Anayasa’nın 34. maddesinin, barışçıl bir ortamda gösteri ve yürüyüş yapma hakkını her vatandaşa tanıdığını ifade eden Yeşiltaş, “Ancak, kendi iktidarını sürdürebilmek için her geçen gün gücünün azaldığını hisseden birileri, emniyet güçleriyle vatandaşları karşı karşıya getirip çatıştıracak bir ortam hazırlıyor ve anayasa suçu işliyor” şeklinde konuştu. Ayrıca, polisle ya da emniyet güçleriyle herhangi bir sorunları olmadığını belirten Yeşiltaş, “Onlar da bu ülkede görev yapan, güvenliğimizi sağlamak amacıyla görev yapan arkadaşlarımız” dedi.

Hukukun Üstünlüğü ve Temel Haklar Güvencede Değil

Basın açıklamasında, Ekrem İmamoğlu’nun diplomasının iptal edilmesinin ve ardından birçok belediye başkanı ve yöneticinin gözaltına alınarak tutuklanmasının, Türkiye’deki anayasal hakların güvencesizliğini gösterdiği vurgulandı. Ayrıca, bu tür baskıların halkın siyaset yapma hakkını engellediği, demokrasi ve hukuk eksikliğinin tüm toplum için tehdit oluşturduğu ifade edildi.

Açıklamaya katılan gruplar, üniversitelerin ve bilim insanlarının bağımsızlığının tehlikeye girmesi, adaletin ve hukukun işleyişinin zayıflaması gibi konulara da dikkat çekti.

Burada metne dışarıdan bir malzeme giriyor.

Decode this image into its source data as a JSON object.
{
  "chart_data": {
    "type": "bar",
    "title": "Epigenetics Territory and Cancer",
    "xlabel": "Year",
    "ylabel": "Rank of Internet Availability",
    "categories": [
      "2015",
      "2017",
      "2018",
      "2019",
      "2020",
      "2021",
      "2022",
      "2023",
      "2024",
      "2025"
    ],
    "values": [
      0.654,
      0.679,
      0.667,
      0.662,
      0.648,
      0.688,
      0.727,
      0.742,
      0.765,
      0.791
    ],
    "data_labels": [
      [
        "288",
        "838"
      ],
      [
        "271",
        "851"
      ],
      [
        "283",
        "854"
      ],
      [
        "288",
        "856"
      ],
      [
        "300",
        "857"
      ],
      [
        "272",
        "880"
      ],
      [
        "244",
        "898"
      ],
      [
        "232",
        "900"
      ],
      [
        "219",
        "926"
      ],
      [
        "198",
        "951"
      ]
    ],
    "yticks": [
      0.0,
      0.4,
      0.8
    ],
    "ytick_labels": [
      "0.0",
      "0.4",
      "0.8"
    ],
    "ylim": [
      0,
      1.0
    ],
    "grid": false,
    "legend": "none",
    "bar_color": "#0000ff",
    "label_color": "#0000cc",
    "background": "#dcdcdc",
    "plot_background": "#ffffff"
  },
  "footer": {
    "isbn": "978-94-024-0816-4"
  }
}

Bu durumun, toplumun ilerlemesi ve sağlıklı bir toplum yapısının oluşturulması açısından ciddi bir engel teşkil ettiği belirtildi.

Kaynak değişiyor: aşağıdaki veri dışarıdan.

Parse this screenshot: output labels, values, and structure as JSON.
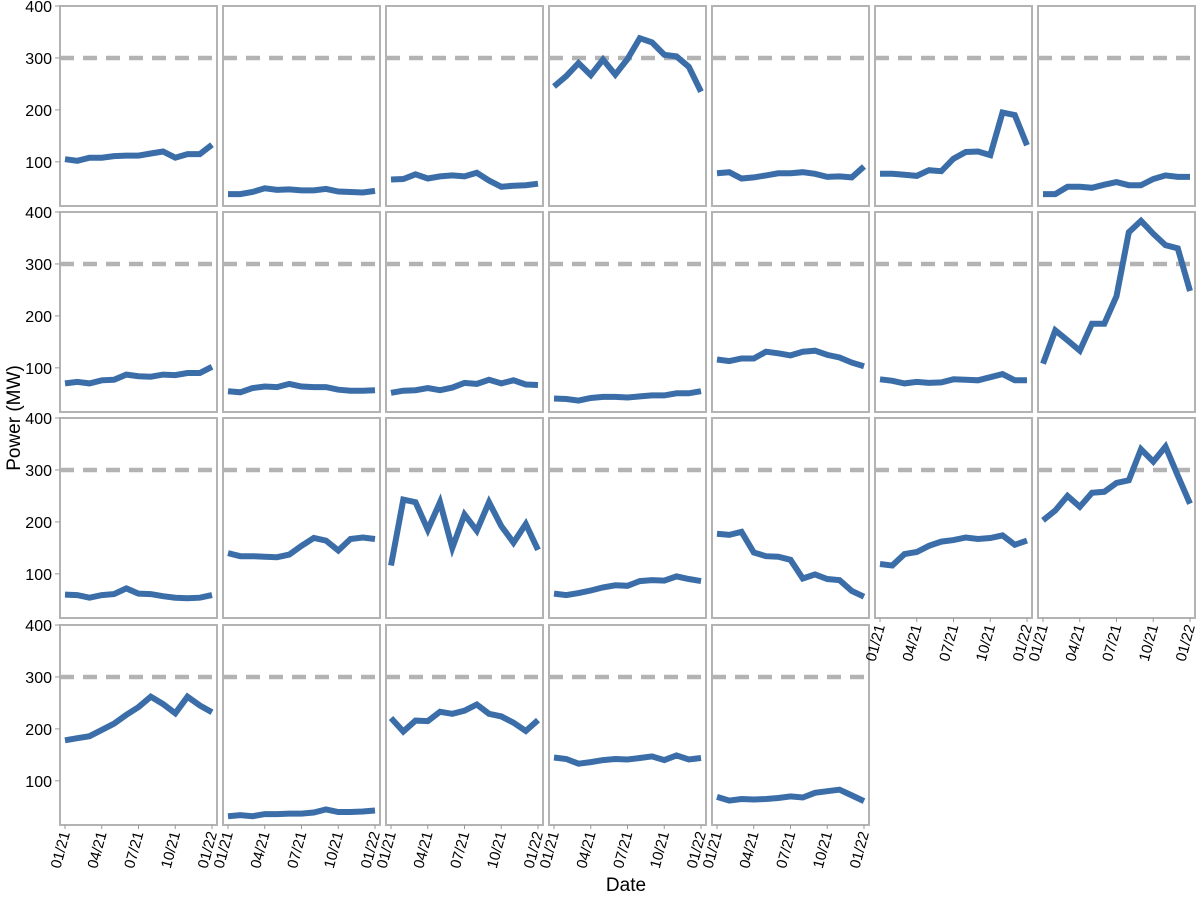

Toplumun Sağlığı ve Güvenliği Her Şeyin Önünde

Bursa Tabip Odası, basın açıklamasında, sağlık sisteminin sadece sağlık kurumlarının durumuyla değil, aynı zamanda toplumsal baskı, şiddet ve güvencesizlik ortamıyla da tehdit altında olduğunu belirtti. Hekimlerin, siyasi baskılara ve hukuksuz uygulamalara karşı halkın sağlığını savunmaya devam edeceği ifade edildi.

Talepler Net: Demokrasi, Hukuk ve Haklar İçin Eylem

Basın açıklamasında, şu talepler sıralandı:

• Toplanma, ifade ve protesto özgürlüğü önündeki tüm engellerin kaldırılması, bu hakların kullanılmasını engelleyen uygulamaların sonlandırılması.

• Yurttaşlara yönelik orantısız güç kullanımının derhal sonlandırılması ve gözaltına alınanların, kötü muameleye uğramadan serbest bırakılması.

• Hekimlerin, etik ilkelere uygun bir şekilde görevlerini, siyasi baskılara maruz kalmadan yapabilmesi.

• Üniversitelerin bilimsel ve kurumsal özerklik temelinde yapılandırılması, akademinin siyasallaştırılmasından vazgeçilmesi.

• Tüm kamu kurumlarının hukukun üstünlüğü ve halk yararı temelinde yeniden düzenlenmesi.

• Siyasi otoritenin, kolluk kuvvetlerini ve yargıyı muhalefeti baskılamak amacıyla kullanmasına son verilmesi.

“Baskılara Karşı Sesimiz Yüksek Olacak”

Açıklamada, başta polisin kötü muamelesine maruz kalan başkanları Prof. Dr. Kadir Binbaş olmak üzere, hekimler, akademik odalar, meslek örgütleri, sendikalar ve birçok yurttaşın, her türlü baskıya, gözaltı ve tutuklamalara karşı halkın sağlığını koruma yükümlülüklerini yerine getirmeye devam edecekleri vurgulandı.

Toplumun yararı için çalışmalarını sürdürmeye, demokrasiyi ve insan onurunu savunmaya kararlı oldukları belirtildi.Açıklama, “Hekimlik, zulme karşı kafasını başka yöne çevirme değil, hakikate tanıklık mesleğidir. Baskılara karşı sessiz kalmayacağız, susmuyoruz, korkmuyoruz, hiçbir yere gitmiyoruz” şeklinde sonlandırıldı.